I am not someone who believes in intrinsic value of things. That's not a result of my economics degree, but it is why it was so easy for me to get it. I can't place a value on water, or gold, or electricity. I can only tell you how much it is worth to a particular person or group of people at a particular time. I can say something costs me an amount to make, and I can say whether or not I think it will be purchased for more than that. I can look at replacement costs. I can calculate depreciation; I can look at marginal utility.

This is kind of a suicide note, but I'm not going to kill myself because the replacement value of me is probably upwards of two million dollars, just factoring in education cost, earning potential, and the negative impact it would have on other people who rely on me for tasks.

I don't know what to do with my life.

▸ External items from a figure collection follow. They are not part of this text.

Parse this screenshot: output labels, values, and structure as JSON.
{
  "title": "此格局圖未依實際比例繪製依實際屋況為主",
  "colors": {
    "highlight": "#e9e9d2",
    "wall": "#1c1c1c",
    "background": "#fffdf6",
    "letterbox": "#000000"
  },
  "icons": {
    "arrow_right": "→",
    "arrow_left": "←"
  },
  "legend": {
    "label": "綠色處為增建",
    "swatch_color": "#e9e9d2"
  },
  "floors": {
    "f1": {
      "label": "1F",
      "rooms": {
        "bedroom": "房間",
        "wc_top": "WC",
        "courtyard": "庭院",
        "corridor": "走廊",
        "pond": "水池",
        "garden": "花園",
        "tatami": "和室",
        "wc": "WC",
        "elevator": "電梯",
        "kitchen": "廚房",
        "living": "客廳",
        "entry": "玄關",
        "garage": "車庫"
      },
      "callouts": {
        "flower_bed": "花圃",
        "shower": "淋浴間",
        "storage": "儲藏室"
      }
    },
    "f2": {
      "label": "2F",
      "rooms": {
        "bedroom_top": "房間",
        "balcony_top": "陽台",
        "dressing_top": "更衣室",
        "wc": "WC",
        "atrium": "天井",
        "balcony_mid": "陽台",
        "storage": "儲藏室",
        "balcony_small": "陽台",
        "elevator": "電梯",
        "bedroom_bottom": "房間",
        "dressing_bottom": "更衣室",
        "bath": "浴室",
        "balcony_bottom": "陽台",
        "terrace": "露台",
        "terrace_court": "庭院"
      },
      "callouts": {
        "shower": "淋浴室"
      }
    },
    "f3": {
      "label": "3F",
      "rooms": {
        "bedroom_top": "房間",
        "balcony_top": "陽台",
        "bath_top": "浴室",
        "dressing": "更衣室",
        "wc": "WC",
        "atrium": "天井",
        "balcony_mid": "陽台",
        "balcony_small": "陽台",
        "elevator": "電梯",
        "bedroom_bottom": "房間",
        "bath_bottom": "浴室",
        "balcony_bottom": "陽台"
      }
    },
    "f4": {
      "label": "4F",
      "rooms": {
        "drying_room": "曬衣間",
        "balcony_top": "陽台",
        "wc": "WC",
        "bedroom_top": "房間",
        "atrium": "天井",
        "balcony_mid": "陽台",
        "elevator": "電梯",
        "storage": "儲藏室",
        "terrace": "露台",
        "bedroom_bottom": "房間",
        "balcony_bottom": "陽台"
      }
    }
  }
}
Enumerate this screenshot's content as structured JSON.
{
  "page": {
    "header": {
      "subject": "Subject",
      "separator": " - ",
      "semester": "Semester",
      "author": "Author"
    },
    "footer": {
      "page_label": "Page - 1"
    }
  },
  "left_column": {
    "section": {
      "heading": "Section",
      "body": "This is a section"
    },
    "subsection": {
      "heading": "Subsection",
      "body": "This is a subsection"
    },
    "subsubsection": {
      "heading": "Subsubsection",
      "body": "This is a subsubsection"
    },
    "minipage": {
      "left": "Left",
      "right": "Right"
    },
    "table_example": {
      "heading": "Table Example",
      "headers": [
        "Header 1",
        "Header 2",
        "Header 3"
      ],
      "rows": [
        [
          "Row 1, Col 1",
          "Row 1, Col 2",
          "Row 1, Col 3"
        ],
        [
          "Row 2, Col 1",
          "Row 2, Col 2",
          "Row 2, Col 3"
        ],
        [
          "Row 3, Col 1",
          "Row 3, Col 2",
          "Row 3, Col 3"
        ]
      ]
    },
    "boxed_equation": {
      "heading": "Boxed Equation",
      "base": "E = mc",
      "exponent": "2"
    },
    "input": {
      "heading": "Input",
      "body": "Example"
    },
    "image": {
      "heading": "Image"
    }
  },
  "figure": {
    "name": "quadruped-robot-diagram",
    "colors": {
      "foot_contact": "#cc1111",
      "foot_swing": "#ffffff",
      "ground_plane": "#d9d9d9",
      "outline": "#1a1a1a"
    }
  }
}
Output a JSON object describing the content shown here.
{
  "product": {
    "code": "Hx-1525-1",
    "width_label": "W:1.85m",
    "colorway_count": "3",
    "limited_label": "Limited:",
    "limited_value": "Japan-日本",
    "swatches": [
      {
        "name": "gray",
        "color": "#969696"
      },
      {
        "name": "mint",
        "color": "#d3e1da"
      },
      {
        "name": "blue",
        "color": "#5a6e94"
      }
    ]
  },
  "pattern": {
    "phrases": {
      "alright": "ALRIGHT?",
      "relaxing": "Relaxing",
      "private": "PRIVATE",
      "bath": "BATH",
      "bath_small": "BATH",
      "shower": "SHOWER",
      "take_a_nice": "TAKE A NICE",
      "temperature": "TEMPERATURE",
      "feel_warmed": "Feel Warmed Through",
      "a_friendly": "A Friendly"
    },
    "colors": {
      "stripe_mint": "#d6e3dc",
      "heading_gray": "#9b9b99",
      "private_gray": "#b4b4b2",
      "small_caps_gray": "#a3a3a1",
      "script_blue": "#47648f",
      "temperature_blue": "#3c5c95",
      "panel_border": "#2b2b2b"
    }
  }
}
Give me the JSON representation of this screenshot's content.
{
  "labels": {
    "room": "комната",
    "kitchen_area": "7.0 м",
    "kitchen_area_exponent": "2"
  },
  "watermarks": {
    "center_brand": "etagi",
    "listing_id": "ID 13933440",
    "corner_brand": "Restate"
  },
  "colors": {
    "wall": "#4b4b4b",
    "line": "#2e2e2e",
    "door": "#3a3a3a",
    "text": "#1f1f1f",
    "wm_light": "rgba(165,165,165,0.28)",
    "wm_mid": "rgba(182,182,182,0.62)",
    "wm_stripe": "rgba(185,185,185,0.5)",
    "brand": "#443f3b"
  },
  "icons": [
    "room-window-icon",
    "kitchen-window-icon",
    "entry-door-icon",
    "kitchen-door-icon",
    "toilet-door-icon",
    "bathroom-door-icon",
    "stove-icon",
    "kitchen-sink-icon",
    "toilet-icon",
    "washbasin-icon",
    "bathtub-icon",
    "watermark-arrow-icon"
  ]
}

I don't think I can be a writer or a filmmaker; I don't think I have a way of reaching the people I mean to reach, and if I do I don't know that they can understand what I'm trying to tell them. I feel this way despite marginal success in these fields. In a sense, it is the worst place to be in, because I do have things to lose but also don't have enough influence to demand things, so I neither have the strength of an outsider nor the strength of an insider. I also don't think I can raise a child to be more successful than me, and I don't think I can help my friends. I'm not a nihilist, so I think this does matter and is disappointing.

I don't have belief left that allows me to continue to produce work. I don't think it will sell. I don't think it will be seen. I can't say that it deserves to be, because I don't believe in "deserves." I can't say I do it for my own pleasure, because I don't. It doesn't please me. I don't enjoy the process of working very hard for nothing. I don't enjoy the process of finding something delightful and then discovering that I am the only one who thinks so. I don't trust myself with even the simple act of getting through a conversation.

I don't see the point of going on, other than the cost of not going on. Other people seem to like me as a behind the scenes person who smooths out problems, or as a teacher, but these are side effects and not objectives. I am not terribly interested in performing the wounded healer archetype. I am not interested in constantly rallying the troops for a battle I can't win; it seems false.

At this point, I don't know what I'm working toward, and I am not a person who can live a life without a purpose. I am not someone who can just "exist" and "be happy," because once again those are symptoms and not solutions. I am also not good at being happy. It is probably the area in which I am least talented. It would be like devoting my life to chin ups, which would strike me as wasteful rather than quixotic.

I don't have the slightest idea how to go on, other than in the simplest "body in a room" sense. I think even talking about it is just hurting people. I know there are people who like things I do, but of course they do. Those things are free and it's exciting to think you might know someone important. It's easy to like things when they don't cost you even the effort of finding them.

I don't know why today that is the day things that have gone on for a long time crossed over into being unbearable rather than simply disappointing. They just did.